Reporting

No-Cost Birth Control Under Attack for Some Students

Email this story

  • No-Cost Birth Control Under Attack for Some Students
birth control photo

SOURCE: istockphoto / aicragarual

According to a recent Reuters-National Public Radio poll, 77 percent of Americans want private insurance to cover birth control.

For students at Catholic universities nationwide, the right to no-cost birth control is under attack.

The Department of Health and Human Services announced last month that, starting next year, all new health insurance plans will be required to cover contraception and preventative women’s health care—without charging co-pays.

The announcement was a huge victory for public health and women’s rights, and has been received as a tremendously popular policy. According to a recent Reuters-National Public Radio poll, 77 percent of Americans want private insurance to cover birth control.

But a growing number of conservative groups are pushing to expand the Department of Health and Human Services’ “conscience clause,” which provides an exemption to the contraception coverage mandate for “religious employers.”

A religious employer is defined as one that:

(1) has the inculcation of religious values as its purpose; (2) primarily employs persons who share its religious tenets; (3) primarily serves persons who share its religious tenets; and (4) is a non-profit organization.

But this language is not enough for some who argue that Catholic hospitals and universities may not be covered under the exception.

Troublingly, some of the most vocal opponents to no-cost birth control are academics who might have sway with the White House. And if they have their way, women who depend on Catholic-affiliated universities and hospitals for birth control could get stuck with burdensome and deterring co-pays.

The backlash from the U.S. Conference of Catholic Bishops is fairly predictable, if out of step with the realities of the bishops’ congregations.

An April report from the Guttmacher Institute indicates that 99 percent of sexually active American women, and 98 percent of sexually active Catholic women, have used some form of contraception at some point.

But now a number of prominent Catholic academics are also pushing for stricter conscience protections during a period of public comment on the mandate that runs through the end of this month.

“This is a group of professors that called out Boehner’s budget for being anti-poor,” says Sarah Audelo, the senior domestic policy manager at Advocates For Youth. “They could have significant influence with the administration.”

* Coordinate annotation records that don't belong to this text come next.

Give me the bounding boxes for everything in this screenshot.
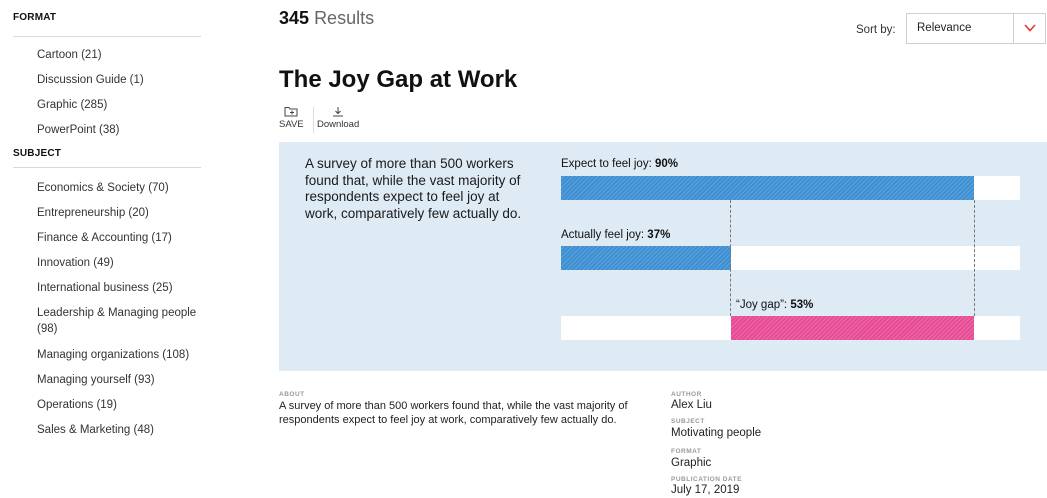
divider <box>13 167 201 168</box>
sort-value: Relevance <box>917 22 972 34</box>
facet-item-operations[interactable]: Operations (19) <box>37 399 117 411</box>
bar-actual-joy <box>561 246 731 270</box>
subject-facet-heading: SUBJECT <box>13 148 62 159</box>
page-title: The Joy Gap at Work <box>279 66 518 93</box>
bar-track-gap <box>561 316 1020 340</box>
facet-item-powerpoint[interactable]: PowerPoint (38) <box>37 124 120 136</box>
sort-dropdown-toggle[interactable] <box>1013 14 1045 43</box>
save-label: SAVE <box>279 119 304 130</box>
bar-joy-gap <box>730 316 975 340</box>
about-label: ABOUT <box>279 391 305 398</box>
download-icon <box>333 107 344 117</box>
save-button[interactable]: SAVE <box>279 106 304 130</box>
facet-item-entrepreneurship[interactable]: Entrepreneurship (20) <box>37 207 149 219</box>
facet-item-managing-yourself[interactable]: Managing yourself (93) <box>37 374 155 386</box>
guide-line-expect <box>974 200 975 316</box>
bar-label-text: Actually feel joy: <box>561 229 648 241</box>
divider <box>313 107 314 133</box>
guide-line-actual <box>730 200 731 316</box>
results-word: Results <box>314 8 375 28</box>
bar-label-text: “Joy gap”: <box>736 299 791 311</box>
author-label: AUTHOR <box>671 391 702 398</box>
facet-item-sales-marketing[interactable]: Sales & Marketing (48) <box>37 424 154 436</box>
subject-label: SUBJECT <box>671 418 705 425</box>
facet-item-innovation[interactable]: Innovation (49) <box>37 257 114 269</box>
download-label: Download <box>317 119 360 130</box>
format-label: FORMAT <box>671 448 702 455</box>
bar-track-actual <box>561 246 1020 270</box>
publication-date: July 17, 2019 <box>671 484 740 496</box>
bar-value: 53% <box>790 299 814 311</box>
graphic-blurb: A survey of more than 500 workers found … <box>305 156 522 221</box>
results-number: 345 <box>279 8 310 28</box>
bar-label-expect: Expect to feel joy: 90% <box>561 158 678 170</box>
facet-item-graphic[interactable]: Graphic (285) <box>37 99 108 111</box>
bar-value: 37% <box>647 229 671 241</box>
folder-add-icon <box>284 107 298 117</box>
facet-item-economics-society[interactable]: Economics & Society (70) <box>37 182 169 194</box>
download-button[interactable]: Download <box>317 106 359 130</box>
results-count: 345 Results <box>279 8 374 29</box>
bar-label-actual: Actually feel joy: 37% <box>561 229 670 241</box>
facet-item-discussion-guide[interactable]: Discussion Guide (1) <box>37 74 144 86</box>
facet-item-managing-organizations[interactable]: Managing organizations (108) <box>37 349 190 361</box>
format-value: Graphic <box>671 457 712 469</box>
bar-expect-joy <box>561 176 975 200</box>
format-facet-heading: FORMAT <box>13 12 57 23</box>
facet-item-leadership[interactable]: Leadership & Managing people (98) <box>37 307 197 335</box>
author-link[interactable]: Alex Liu <box>671 399 712 411</box>
subject-link[interactable]: Motivating people <box>671 427 762 439</box>
divider <box>13 36 201 37</box>
date-label: PUBLICATION DATE <box>671 476 742 483</box>
bar-track-expect <box>561 176 1020 200</box>
facet-item-finance-accounting[interactable]: Finance & Accounting (17) <box>37 232 172 244</box>
about-text: A survey of more than 500 workers found … <box>279 400 628 426</box>
bar-label-text: Expect to feel joy: <box>561 158 655 170</box>
bar-label-gap: “Joy gap”: 53% <box>736 299 813 311</box>
chevron-down-icon <box>1024 24 1036 32</box>
sort-dropdown[interactable]: Relevance <box>906 13 1046 44</box>
facet-item-cartoon[interactable]: Cartoon (21) <box>37 49 102 61</box>
bar-value: 90% <box>654 158 678 170</box>
sort-label: Sort by: <box>856 24 896 36</box>
facet-item-international-business[interactable]: International business (25) <box>37 282 173 294</box>
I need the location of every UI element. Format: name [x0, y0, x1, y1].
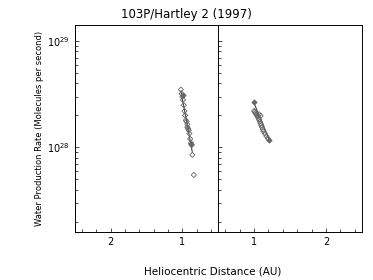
Point	[265, 136, 271, 141]
Point	[262, 131, 268, 136]
Point	[178, 87, 184, 92]
Point	[189, 143, 195, 147]
Text: Heliocentric Distance (AU): Heliocentric Distance (AU)	[144, 266, 281, 276]
Point	[183, 118, 189, 123]
Point	[180, 98, 186, 102]
Point	[251, 99, 257, 104]
Point	[184, 119, 189, 124]
Point	[186, 128, 192, 132]
Text: 103P/Hartley 2 (1997): 103P/Hartley 2 (1997)	[121, 8, 252, 21]
Point	[256, 118, 262, 122]
Point	[254, 113, 260, 118]
Point	[184, 122, 190, 127]
Point	[186, 131, 192, 136]
Point	[266, 137, 272, 142]
Point	[189, 153, 195, 157]
Point	[256, 116, 261, 120]
Point	[181, 103, 187, 107]
Point	[260, 127, 266, 132]
Point	[258, 123, 264, 127]
Point	[263, 134, 269, 138]
Point	[191, 173, 197, 177]
Point	[182, 109, 188, 113]
Point	[179, 92, 185, 96]
Point	[188, 142, 194, 146]
Point	[258, 114, 264, 118]
Point	[179, 94, 185, 99]
Point	[182, 113, 188, 118]
Point	[259, 125, 265, 129]
Point	[257, 119, 263, 124]
Point	[180, 93, 186, 97]
Point	[187, 137, 193, 141]
Point	[252, 110, 258, 114]
Point	[185, 127, 191, 131]
Point	[253, 112, 259, 116]
Point	[251, 109, 257, 113]
Point	[256, 112, 262, 116]
Point	[184, 125, 190, 129]
Y-axis label: Water Production Rate (Molecules per second): Water Production Rate (Molecules per sec…	[35, 31, 44, 226]
Point	[253, 111, 258, 115]
Point	[258, 121, 264, 126]
Point	[188, 141, 194, 145]
Point	[255, 114, 261, 119]
Point	[260, 129, 266, 134]
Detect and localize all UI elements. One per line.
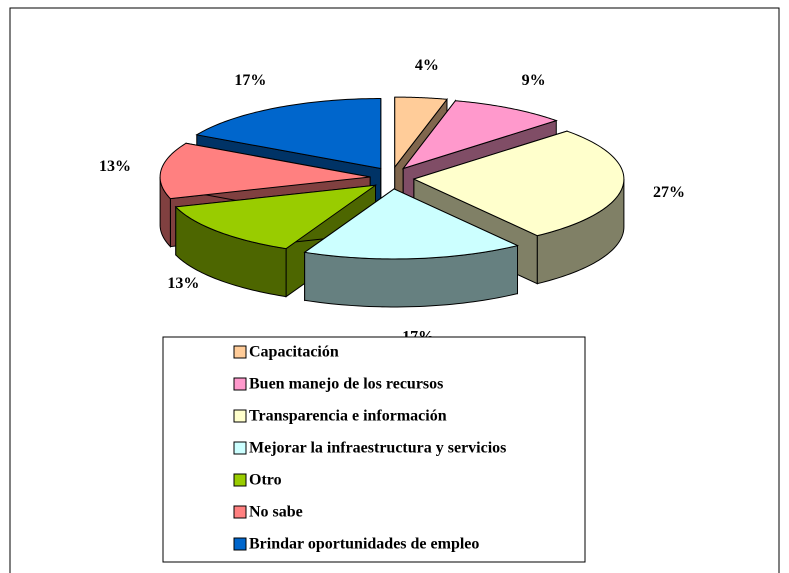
slice [303,187,520,308]
slice-top [303,188,520,260]
legend-label: Transparencia e información [249,408,447,425]
legend-label: Capacitación [249,344,339,361]
legend: Capacitación Buen manejo de los recursos T… [233,344,506,553]
legend-box [162,336,586,563]
legend-label: Brindar oportunidades de empleo [249,536,479,553]
legend-label: Otro [249,472,282,489]
data-label: 9% [522,72,546,89]
pie: 4%9%27%17%13%13%17% [99,57,685,345]
legend-label: No sabe [249,504,303,521]
legend-swatch [233,409,247,423]
data-label: 13% [167,275,199,292]
chart-frame [9,7,780,573]
slice-top [159,142,371,200]
legend-swatch [233,377,247,391]
legend-swatch [233,505,247,519]
data-label: 17% [234,72,266,89]
data-label: 27% [653,184,685,201]
data-label: 4% [415,57,439,74]
legend-swatch [233,441,247,455]
slice-top [174,184,378,250]
data-label: 13% [99,158,131,175]
legend-label: Mejorar la infraestructura y servicios [249,440,506,457]
slice-top [394,96,448,169]
legend-swatch [233,473,247,487]
slice-top [412,130,625,237]
legend-swatch [233,345,247,359]
slice-top [401,100,558,170]
slice-top [195,98,382,170]
legend-swatch [233,537,247,551]
legend-label: Buen manejo de los recursos [249,376,443,393]
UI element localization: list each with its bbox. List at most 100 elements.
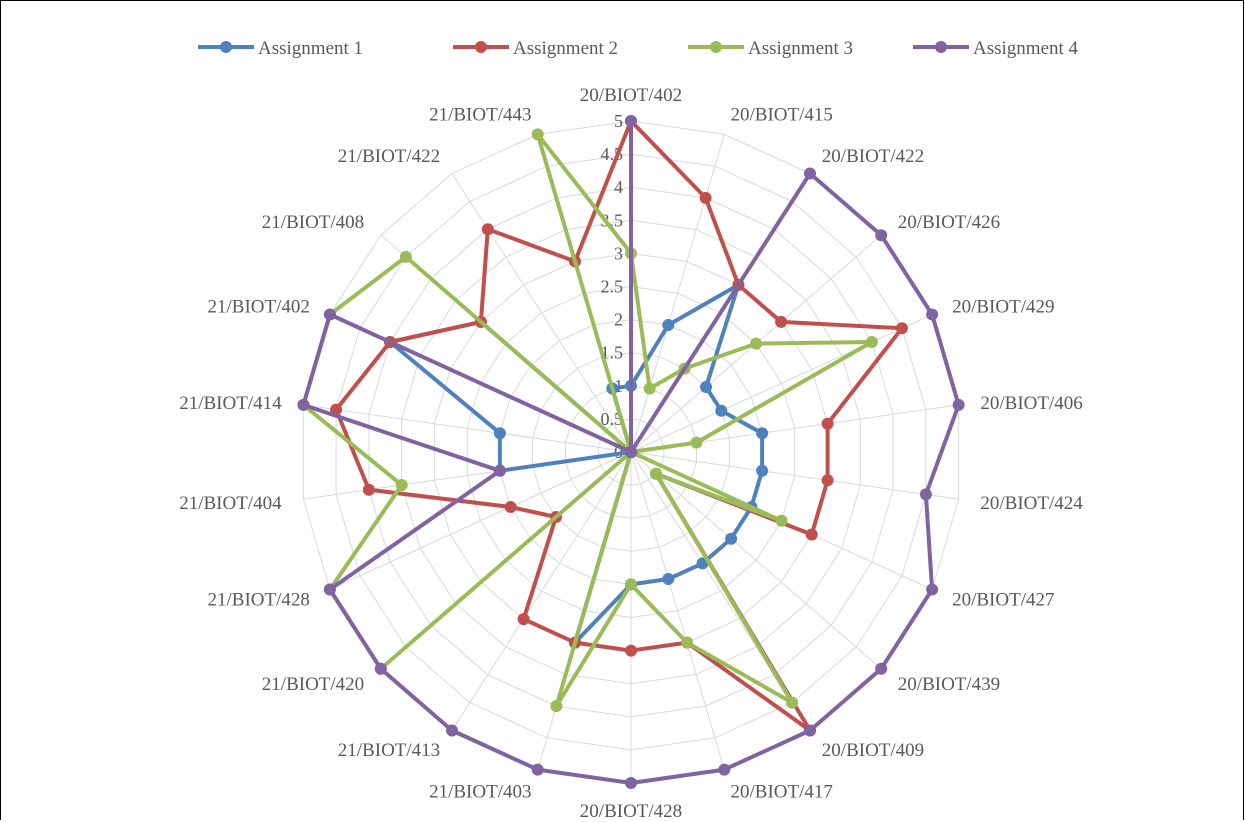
axis-tick-label: 2 bbox=[614, 310, 623, 330]
data-point bbox=[662, 319, 675, 331]
data-point bbox=[681, 636, 693, 649]
category-label: 20/BIOT/422 bbox=[822, 146, 924, 167]
data-point bbox=[875, 662, 888, 675]
series-3 bbox=[297, 128, 878, 713]
data-point bbox=[896, 322, 908, 335]
grid-spoke bbox=[329, 451, 632, 590]
category-label: 20/BIOT/427 bbox=[952, 590, 1054, 611]
data-point bbox=[718, 763, 731, 776]
data-point bbox=[517, 613, 530, 626]
data-point bbox=[374, 662, 387, 675]
data-point bbox=[919, 488, 932, 501]
category-label: 20/BIOT/417 bbox=[731, 782, 833, 803]
data-point bbox=[625, 578, 637, 591]
data-series bbox=[297, 115, 965, 789]
grid-spoke bbox=[451, 173, 632, 453]
data-point bbox=[926, 308, 939, 321]
grid-spoke bbox=[630, 451, 882, 670]
legend-entry: Assignment 2 bbox=[453, 38, 618, 59]
data-point bbox=[775, 315, 788, 328]
data-point bbox=[395, 479, 408, 491]
data-point bbox=[625, 644, 637, 657]
category-label: 21/BIOT/443 bbox=[429, 104, 531, 125]
legend-marker bbox=[710, 41, 722, 53]
category-label: 21/BIOT/413 bbox=[338, 740, 440, 761]
data-point bbox=[323, 583, 336, 596]
data-point bbox=[504, 501, 517, 513]
axis-tick-label: 4 bbox=[614, 177, 623, 197]
data-point bbox=[750, 337, 763, 350]
legend-label: Assignment 1 bbox=[258, 38, 363, 59]
data-point bbox=[550, 700, 563, 713]
legend-label: Assignment 2 bbox=[513, 38, 618, 59]
axis-tick-label: 5 bbox=[614, 111, 623, 131]
grid-spoke bbox=[630, 451, 725, 770]
category-label: 21/BIOT/414 bbox=[179, 393, 282, 414]
data-point bbox=[297, 398, 310, 411]
data-point bbox=[690, 436, 703, 449]
category-label: 21/BIOT/428 bbox=[208, 590, 310, 611]
category-label: 21/BIOT/404 bbox=[179, 493, 282, 514]
data-point bbox=[399, 250, 412, 263]
data-point bbox=[625, 446, 637, 458]
category-label: 20/BIOT/415 bbox=[731, 104, 833, 125]
data-point bbox=[330, 403, 343, 416]
category-labels: 20/BIOT/402 20/BIOT/415 20/BIOT/422 20/BIOT… bbox=[179, 85, 1083, 822]
data-point bbox=[650, 467, 662, 480]
grid-spoke bbox=[303, 404, 632, 453]
data-point bbox=[821, 474, 834, 487]
data-point bbox=[643, 382, 656, 395]
grid-spoke bbox=[630, 314, 933, 453]
category-label: 21/BIOT/402 bbox=[208, 296, 310, 317]
legend-label: Assignment 4 bbox=[973, 38, 1079, 59]
grid-spoke bbox=[630, 451, 959, 500]
legend-marker bbox=[220, 41, 232, 53]
data-point bbox=[804, 167, 816, 180]
data-point bbox=[952, 398, 965, 411]
data-point bbox=[875, 229, 888, 242]
axis-tick-label: 1.5 bbox=[601, 343, 624, 363]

Advocates For Youth is coordinating a petition urging the Department of Health and Human Services not to bow to pressure on the conscience clause and inviting Catholic-affiliated signers to tell their stories.

Numerous advocates assert that a conscience clause for contraception is altogether unnecessary and that it would undermine the purpose of the mandate by restricting some women’s access to contraception, which the Institute of Medicine categorized as basic preventative care.

And opponents who call the morning-after pill an abortifacient ignore both the science of how the pill works and the fact that contraception prevents abortions.

Further, advocates say, insurance coverage does not require those who are morally opposed to birth control to use it.

As Adam Sonfield of the Guttmacher Institute argued, “Insurance would basically become unworkable if everyone got a veto over what services any other member of the insurance pool could use.”

The only truly unconscionable act here would be to deny women common-sense health care.